Twenty-five years ago, my husband and I attended a five-day personal development seminar. It came highly recommended but we hadn’t been given any specific information and weren’t sure what to expect.
I saw several banners on the walls. One said If Better is Possible, Is Good, Good Enough. It caught my interest because I thought my life was pretty good but knew there was room to make it better.
To say the seminar changed our lives sounds cliché, but it’s the truth. I came away happier and with the confidence to believe in myself. Our family became stronger and my marriage reached a depth I never could have imagined before. I learned firsthand that better was possible.
Over the years we witnessed countless others, including friends and family, benefit from the program. Volunteer roles allowed me to make a small difference in someone else’s life. I was stretched and challenged and learned I could do much more than I realized. Deep friendships were formed with those I served with and for.

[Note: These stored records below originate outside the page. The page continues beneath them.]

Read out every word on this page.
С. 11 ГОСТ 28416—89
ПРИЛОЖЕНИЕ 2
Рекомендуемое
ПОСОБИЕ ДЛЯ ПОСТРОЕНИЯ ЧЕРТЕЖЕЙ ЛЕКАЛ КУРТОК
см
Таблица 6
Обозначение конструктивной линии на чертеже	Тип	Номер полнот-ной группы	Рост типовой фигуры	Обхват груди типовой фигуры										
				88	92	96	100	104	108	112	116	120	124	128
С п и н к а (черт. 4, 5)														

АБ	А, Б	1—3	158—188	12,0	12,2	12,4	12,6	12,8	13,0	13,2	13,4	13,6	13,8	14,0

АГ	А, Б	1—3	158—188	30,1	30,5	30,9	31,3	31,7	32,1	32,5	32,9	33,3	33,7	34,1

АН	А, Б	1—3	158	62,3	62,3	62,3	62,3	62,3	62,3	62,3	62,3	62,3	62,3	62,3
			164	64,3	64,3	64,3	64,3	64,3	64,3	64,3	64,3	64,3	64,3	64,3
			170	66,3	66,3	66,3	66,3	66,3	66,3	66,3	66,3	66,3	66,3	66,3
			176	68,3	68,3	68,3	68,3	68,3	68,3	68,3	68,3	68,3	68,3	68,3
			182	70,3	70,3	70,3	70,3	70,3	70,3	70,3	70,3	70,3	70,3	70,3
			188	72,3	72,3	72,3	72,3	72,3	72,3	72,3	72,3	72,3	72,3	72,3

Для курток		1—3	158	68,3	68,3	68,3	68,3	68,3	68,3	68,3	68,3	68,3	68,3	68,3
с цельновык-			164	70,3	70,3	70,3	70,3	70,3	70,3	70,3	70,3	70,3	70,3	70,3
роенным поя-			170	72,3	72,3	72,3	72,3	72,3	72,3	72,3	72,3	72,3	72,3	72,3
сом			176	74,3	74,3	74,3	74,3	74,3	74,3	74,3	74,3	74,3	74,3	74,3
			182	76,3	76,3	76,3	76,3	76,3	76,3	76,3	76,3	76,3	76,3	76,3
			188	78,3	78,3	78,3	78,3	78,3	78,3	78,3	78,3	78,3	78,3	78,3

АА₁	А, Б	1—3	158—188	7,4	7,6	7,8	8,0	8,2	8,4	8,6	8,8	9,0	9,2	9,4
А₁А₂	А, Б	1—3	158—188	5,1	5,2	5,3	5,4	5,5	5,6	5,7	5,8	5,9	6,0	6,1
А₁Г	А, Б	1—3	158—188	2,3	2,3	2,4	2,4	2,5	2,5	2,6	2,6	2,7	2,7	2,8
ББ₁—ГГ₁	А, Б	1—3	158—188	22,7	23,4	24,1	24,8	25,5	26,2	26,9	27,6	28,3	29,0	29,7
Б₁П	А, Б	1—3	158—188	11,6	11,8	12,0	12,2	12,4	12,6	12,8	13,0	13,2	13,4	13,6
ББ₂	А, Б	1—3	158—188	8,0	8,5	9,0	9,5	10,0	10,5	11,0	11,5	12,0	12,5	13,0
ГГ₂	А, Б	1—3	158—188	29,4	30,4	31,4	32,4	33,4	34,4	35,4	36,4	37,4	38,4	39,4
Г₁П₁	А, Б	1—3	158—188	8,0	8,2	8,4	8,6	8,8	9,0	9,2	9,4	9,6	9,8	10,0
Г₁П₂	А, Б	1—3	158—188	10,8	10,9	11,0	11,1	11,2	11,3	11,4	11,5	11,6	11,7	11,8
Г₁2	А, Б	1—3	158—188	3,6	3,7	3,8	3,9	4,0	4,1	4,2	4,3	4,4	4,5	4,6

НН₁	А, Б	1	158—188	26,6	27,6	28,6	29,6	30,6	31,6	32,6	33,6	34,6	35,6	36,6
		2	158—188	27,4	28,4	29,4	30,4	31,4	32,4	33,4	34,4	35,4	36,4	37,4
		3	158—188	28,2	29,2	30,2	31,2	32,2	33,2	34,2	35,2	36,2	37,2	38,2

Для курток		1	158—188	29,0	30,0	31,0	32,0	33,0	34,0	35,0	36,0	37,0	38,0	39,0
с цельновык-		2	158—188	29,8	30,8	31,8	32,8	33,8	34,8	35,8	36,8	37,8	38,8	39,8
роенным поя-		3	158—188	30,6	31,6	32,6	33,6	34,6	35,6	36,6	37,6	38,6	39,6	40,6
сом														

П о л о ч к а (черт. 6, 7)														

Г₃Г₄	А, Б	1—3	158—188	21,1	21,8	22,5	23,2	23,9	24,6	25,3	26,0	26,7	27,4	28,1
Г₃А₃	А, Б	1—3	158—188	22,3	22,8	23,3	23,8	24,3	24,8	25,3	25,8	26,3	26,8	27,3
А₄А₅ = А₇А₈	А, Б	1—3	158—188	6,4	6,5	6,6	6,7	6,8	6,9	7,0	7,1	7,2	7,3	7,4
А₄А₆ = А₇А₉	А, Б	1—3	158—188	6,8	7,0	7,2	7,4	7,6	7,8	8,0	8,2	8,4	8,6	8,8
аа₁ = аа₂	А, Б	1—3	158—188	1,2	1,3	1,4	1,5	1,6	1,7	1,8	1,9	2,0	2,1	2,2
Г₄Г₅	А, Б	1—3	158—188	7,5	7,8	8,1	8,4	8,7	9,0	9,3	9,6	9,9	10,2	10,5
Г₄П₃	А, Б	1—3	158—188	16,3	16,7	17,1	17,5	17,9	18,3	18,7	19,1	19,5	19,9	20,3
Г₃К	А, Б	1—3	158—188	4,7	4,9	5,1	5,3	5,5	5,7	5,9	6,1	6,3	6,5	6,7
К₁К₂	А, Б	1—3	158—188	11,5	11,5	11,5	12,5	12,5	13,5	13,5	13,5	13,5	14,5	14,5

Last week it was announced that this amazing program would not be able to continue. The global pandemic had imposed restrictions that couldn’t be overcome.
Feelings of grief and gratitude intermingle. We were not just participants or volunteers in a program, we had become family. Many are scattered across the country and we will no longer come together on a regular basis. I don’t know if, or when, I will again see these people I’ve come to care for. This is where the grief comes in.
I’ve heard the saying, Don’t cry because it’s over, smile because it happened. With that in mind, I look back in gratitude for the Choices program. It truly was the adventure of a lifetime. I am a better person because I took what I learned there and applied it to my life. The training will forever live in my heart.
I am a confident and valuable woman, gently leading and making a difference by sharing from my heart.